Claude Simon: Le tricheur et La corde raide. Premières œuvres 1945-1947

Présentation de Mireille Calle-Gruber. Minuit, 2025.


Claude Simon: Mon travail d’écrivain n’autorise à mes yeux aucune concession». Lettre à Federico Mayor.  Édition établie par Mireille Calle-Gruber. Les éditions du Chemin de fer, 2025


En mayo de este 2025 han coincidido en las librerías la reedición de las dos primeras novelas de Claude Simon —que el autor, en cierto modo, repudió, negándose a su reedición desde la primera, en 1957— y la publicación de la carta que dirigió a Federico Mayor Zaragoza, subdirector de la Unesco —en 1986; el año siguiente sería nombrado director general— con motivo de la declaración final del Foro de Issyk-Kul, que puede considerarse el colofón del discurso de aceptación del premio Nobel, en la que sigue reivindicando a la literatura como herramienta que, desde la más absoluta libertad, debe hacer frente a toda forma de poder.

Con motivo de esta doble publicación, Maurice Mourier publicó en la revista En attendant Nadeau (número 222, 27 de mayo de 2025) el texto Claude Simon. Éléments d’un puzzle, cuya traducción al castellano figura a continuación

Claude Simon. Elementos de un puzzle


Claude Simon renegó a menudo de sus dos primeras novelas, Le tricheur y La corde raide, publicadas por las antiguas ediciones de Le Sagittaire en 1945 y 1947. Veinte años después de la muerte del escritor, Premio Nobel de Literatura en 1985, la reunión de estos dos textos en un solo volumen permite ver con claridad todo lo que anuncian y ya formalizan de la obra que escribirá a partir de Le Vent, diez años más tarde.


En el principio está la muerte. La del padre, oficial del ejército, muerto durante la Gran Guerra, cuyo cuerpo no se llegó a encontrar. La de la madre, viuda inconsolable, entregada a un duelo mortal, presa de una enfermedad provocada por su negativa a rehacer su vida. Nacido en 1913, el niño podría haber olvidado a ese padre al que no conoció, en un contexto menos mortífero, pero la madre, incansable antes de que el deterioro físico la dejara postrada, arrastró a su hijo único de un campo de batalla a otro para tratar de encontrar los restos de su marido, errancia morbosa que marcará para siempre al pequeño niño solitario.
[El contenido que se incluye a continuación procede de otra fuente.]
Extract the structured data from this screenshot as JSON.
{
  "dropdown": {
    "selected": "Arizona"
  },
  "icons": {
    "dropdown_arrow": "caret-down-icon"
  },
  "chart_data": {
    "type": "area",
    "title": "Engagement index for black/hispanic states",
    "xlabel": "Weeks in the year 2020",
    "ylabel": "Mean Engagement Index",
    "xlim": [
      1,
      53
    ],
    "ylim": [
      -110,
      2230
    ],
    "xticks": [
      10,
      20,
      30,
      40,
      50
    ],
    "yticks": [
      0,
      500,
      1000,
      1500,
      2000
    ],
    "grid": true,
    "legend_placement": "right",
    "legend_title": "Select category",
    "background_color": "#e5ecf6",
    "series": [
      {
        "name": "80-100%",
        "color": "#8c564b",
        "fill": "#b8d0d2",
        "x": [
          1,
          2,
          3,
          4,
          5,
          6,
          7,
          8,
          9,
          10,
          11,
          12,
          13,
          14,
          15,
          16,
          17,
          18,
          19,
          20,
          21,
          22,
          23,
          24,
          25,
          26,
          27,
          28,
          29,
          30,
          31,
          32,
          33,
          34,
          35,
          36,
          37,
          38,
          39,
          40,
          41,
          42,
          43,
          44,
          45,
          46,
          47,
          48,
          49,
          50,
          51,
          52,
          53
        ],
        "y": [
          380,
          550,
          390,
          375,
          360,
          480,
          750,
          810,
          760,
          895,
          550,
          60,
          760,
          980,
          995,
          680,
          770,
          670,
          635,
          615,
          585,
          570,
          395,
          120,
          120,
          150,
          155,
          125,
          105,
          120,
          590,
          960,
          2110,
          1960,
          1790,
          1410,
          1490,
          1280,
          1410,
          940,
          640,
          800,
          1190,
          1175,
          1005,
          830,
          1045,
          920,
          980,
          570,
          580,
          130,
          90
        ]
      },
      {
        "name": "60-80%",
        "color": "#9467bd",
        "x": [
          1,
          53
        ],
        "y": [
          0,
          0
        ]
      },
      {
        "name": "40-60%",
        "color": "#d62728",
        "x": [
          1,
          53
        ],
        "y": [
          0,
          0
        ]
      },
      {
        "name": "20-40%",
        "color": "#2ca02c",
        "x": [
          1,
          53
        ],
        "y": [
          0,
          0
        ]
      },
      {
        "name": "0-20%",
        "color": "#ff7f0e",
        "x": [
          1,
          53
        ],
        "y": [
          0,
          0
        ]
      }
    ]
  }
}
Ya adulto, se imagina un porvenir como pintor, y debe renunciar a él al tomar conciencia de su fracaso: un nuevo duelo. Lo supera intentando vivir plenamente su juventud, luego comprometiéndose con los republicanos españoles en Cataluña (primera experiencia directa del riesgo vital) y, finalmente, empezando a escribir en 1938, a los veinticinco años, un libro que en un principio se tituló Messe des morts, cuya publicación se retrasará hasta 1945 debido a las circunstancias. Mireille Calle-Gruber, en la breve y magistral presentación de la reedición de esta novela, que su autor, perfeccionista, no quiso reeditar en vida aunque tampoco prohibió hacerlo algún día, recuerda que el primer artículo crítico publicado sobre Le tricheur (título definitivo), en Combat el 6 de febrero de 1946, fue de Maurice Nadeau quien, sin sorpresa, consagró a Simon como «gran escritor», subrayando en particular la calidad pictórica de las cincuenta primeras páginas. Desde el punto de vista de la novedad literaria, son efectivamente estas páginas las que más impresionan al lector, ochenta años después.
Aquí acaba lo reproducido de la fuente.